Sie zögerte. «Erteilen Sie mir keine Anweisungen, Mr. Fraser?»
«Das habe ich schon. Willie Garvin erwartet Sie in Belize. Von da an befolgen Sie seine Anweisungen.»
Nachdem sie gegangen war, blieb Fraser noch sitzen und putzte seine Brille. Er fragte sich im stillen, ob Maude wohl wiederkommen würde. Er hoffte es, aber manchmal kam alles anders. Er war selbst einer von denen, die Glück gehabt hatten, und noch nach vielen Jahren Schreibtischtätigkeit kam es ihm merkwürdig vor, daß er nur derjenige war, der Glück wünschte und nicht derjenige, der es gewünscht bekam.
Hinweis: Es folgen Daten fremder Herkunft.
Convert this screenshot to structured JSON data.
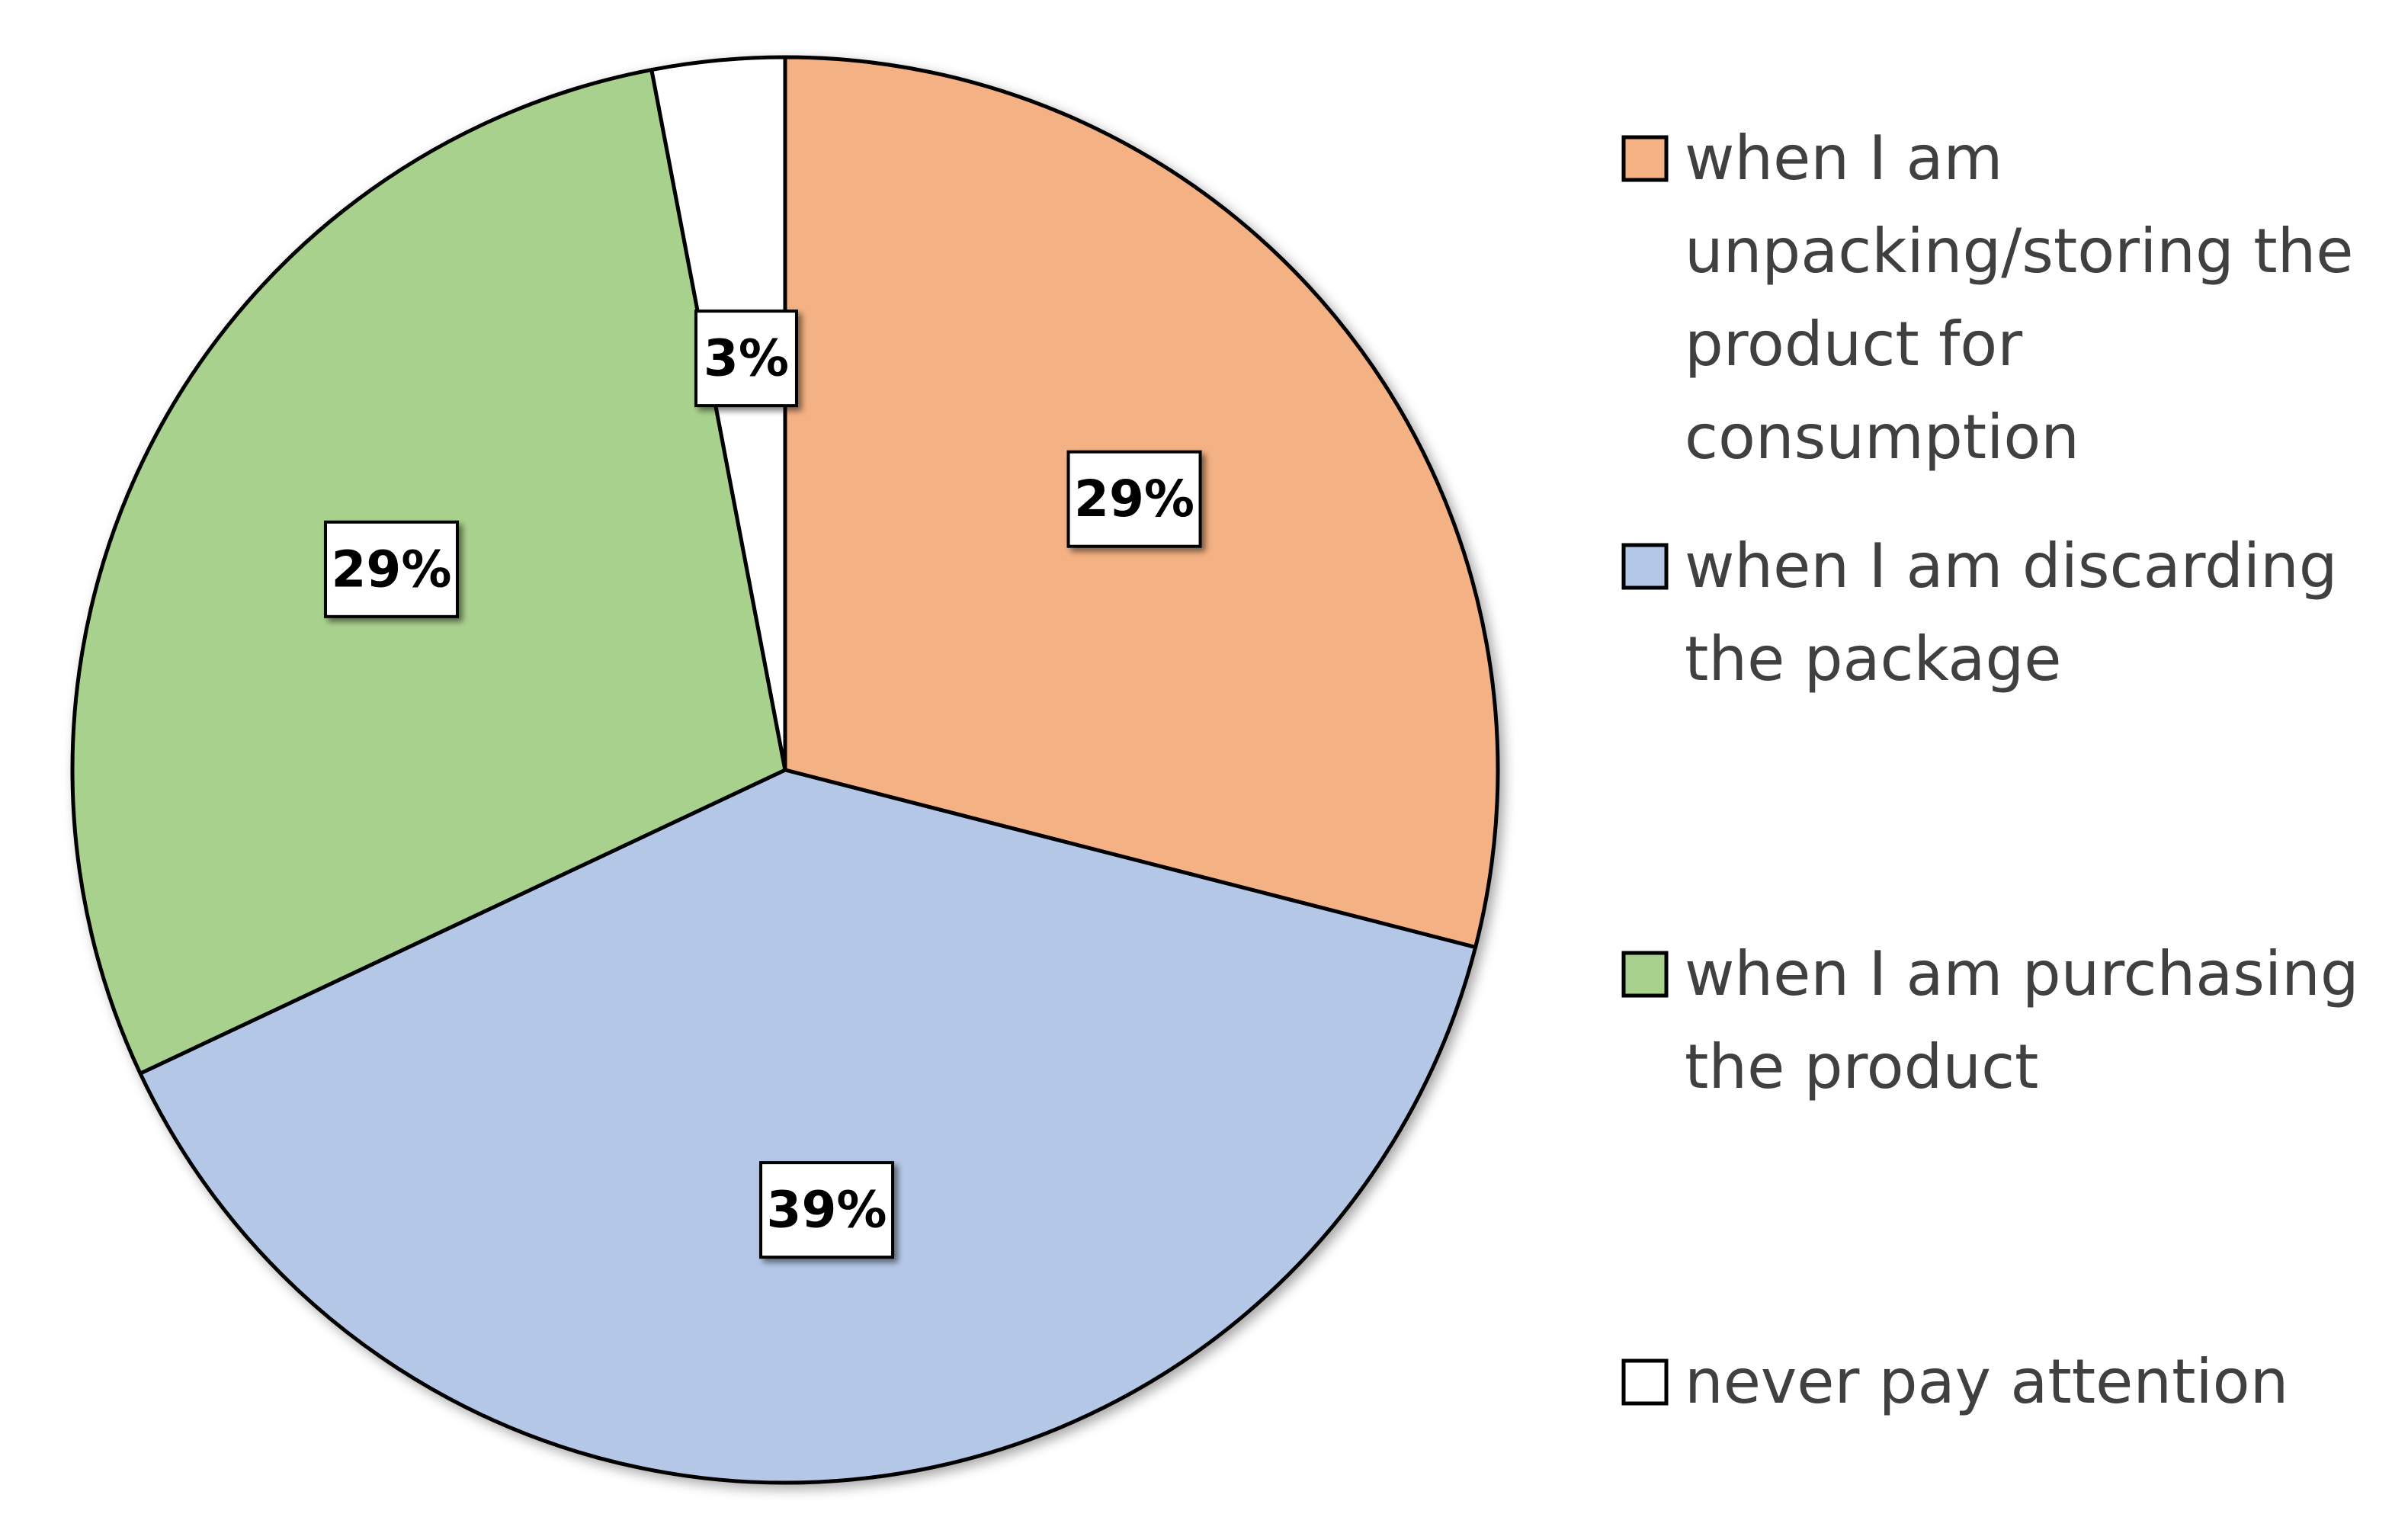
{
  "chart_data": {
    "type": "pie",
    "title": "",
    "start_angle_deg": 0,
    "direction": "clockwise",
    "legend_position": "right",
    "slices": [
      {
        "label": "when I am unpacking/storing the product for consumption",
        "legend_lines": [
          "when I am",
          "unpacking/storing the",
          "product for",
          "consumption"
        ],
        "value": 29,
        "data_label": "29%",
        "color": "#F4B183"
      },
      {
        "label": "when I am discarding the package",
        "legend_lines": [
          "when I am discarding",
          "the package"
        ],
        "value": 39,
        "data_label": "39%",
        "color": "#B4C7E7"
      },
      {
        "label": "when I am purchasing the product",
        "legend_lines": [
          "when I am purchasing",
          "the product"
        ],
        "value": 29,
        "data_label": "29%",
        "color": "#A9D18E"
      },
      {
        "label": "never pay attention",
        "legend_lines": [
          "never pay attention"
        ],
        "value": 3,
        "data_label": "3%",
        "color": "#FFFFFF"
      }
    ]
  }
}
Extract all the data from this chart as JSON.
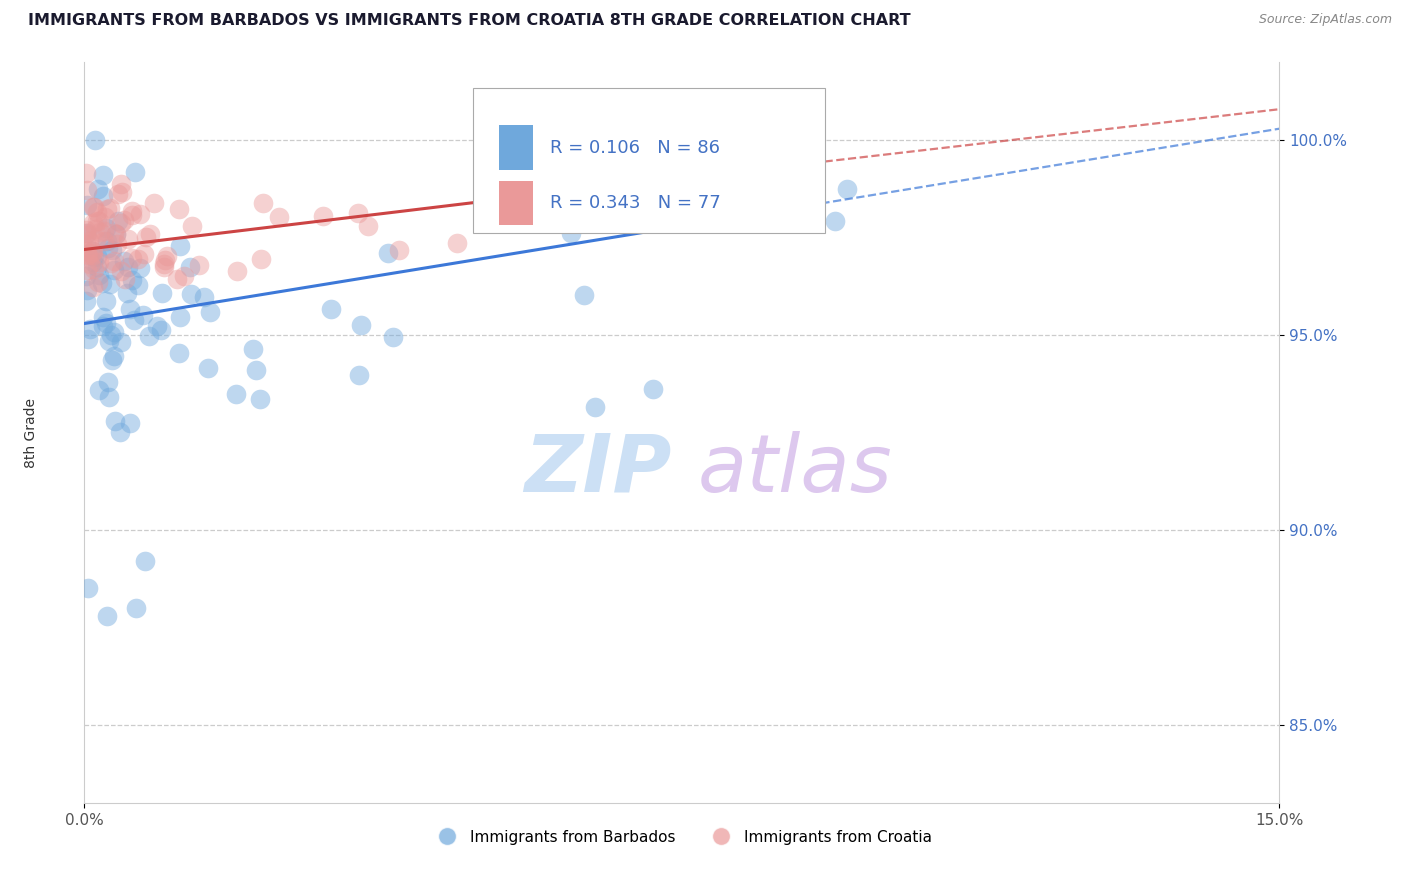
{
  "title": "IMMIGRANTS FROM BARBADOS VS IMMIGRANTS FROM CROATIA 8TH GRADE CORRELATION CHART",
  "source_text": "Source: ZipAtlas.com",
  "ylabel": "8th Grade",
  "xlim": [
    0.0,
    15.0
  ],
  "ylim": [
    83.0,
    102.0
  ],
  "xticks": [
    0.0,
    15.0
  ],
  "xticklabels": [
    "0.0%",
    "15.0%"
  ],
  "yticks": [
    85.0,
    90.0,
    95.0,
    100.0
  ],
  "yticklabels": [
    "85.0%",
    "90.0%",
    "95.0%",
    "100.0%"
  ],
  "legend_R1": "0.106",
  "legend_N1": "86",
  "legend_R2": "0.343",
  "legend_N2": "77",
  "color_barbados": "#6fa8dc",
  "color_croatia": "#ea9999",
  "color_trend_barbados": "#3c78d8",
  "color_trend_croatia": "#cc4444",
  "grid_color": "#cccccc",
  "tick_color_y": "#4472c4",
  "tick_color_x": "#555555",
  "watermark_zip_color": "#cce0f5",
  "watermark_atlas_color": "#ddc8ee"
}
Nettes Mädchen, diese Maude. Er hoffte, sie würde nicht zu lange dabeibleiben, falls sie es nicht ohnehin schon zu lange war. Er setzte die Brille auf, rückte sie zurecht, griff nach seinem Füller und vergaß sie.
11
Modesty Blaise saß zusammengesunken in ihrem Sitz und beobachtete durch halbgeschlossene Lider den unerforschten Urwald dort unten. Ihr Kopf schmerzte dumpf – teils war das die Nachwirkung der Betäubungsmittel und teils das Ergebnis des Faustschlags, der ihr eine geschwollene Backe eingetragen hatte.
Um jeden Verdacht zu vermeiden, hatte sie bei der ersten sich bietenden Gelegenheit einen überzeugenden Versuch des Widerstands unternehmen müssen, und das war geschehen, als sie vor zwei Stunden draußen auf See vor Playa Grande vom Boot in den Hubschrauber umgeladen worden war. Die Folge war, daß ein Besatzungsmitglied nun ein gebrochenes Handgelenk hatte.
Dann war Modesty von Damions Schlag getroffen worden, und sie wußte jetzt, daß er sehr schnell und sehr kräftig war. Sie vermutete, daß man dasselbe von Paxero sagen konnte.
Die beiden saßen, den Rücken zur Fahrtrichtung, ihr gegenüber in der Bell-Longe-Ranger. Der Pilot hieß Jason; einen Kopiloten hatten sie nicht. Um Modestys Hals war das eine Ende einer dünnen Nylonschnur geschlungen, das andere war irgendwo hinter dem Sitz befestigt. Ihre Hände waren mit Handschellen gefesselt. Sie trug leichte Sandalen, einen zu engen dünnen Sweater und einen zu weiten grauen Rock, alles von Damion besorgt. Darunter hatte sie noch ihren Badeanzug an – seit dreißig Stunden, als sie auf offener See bei Acapulco unter Wasser mit einem Netz gefangen worden war.
Sie vermutete, daß das allgemeine Schweigen zu einem Gesamtkonzept gehörte, um ihr durch Ungewißheit Furcht einzuflößen und sie damit zu zermürben.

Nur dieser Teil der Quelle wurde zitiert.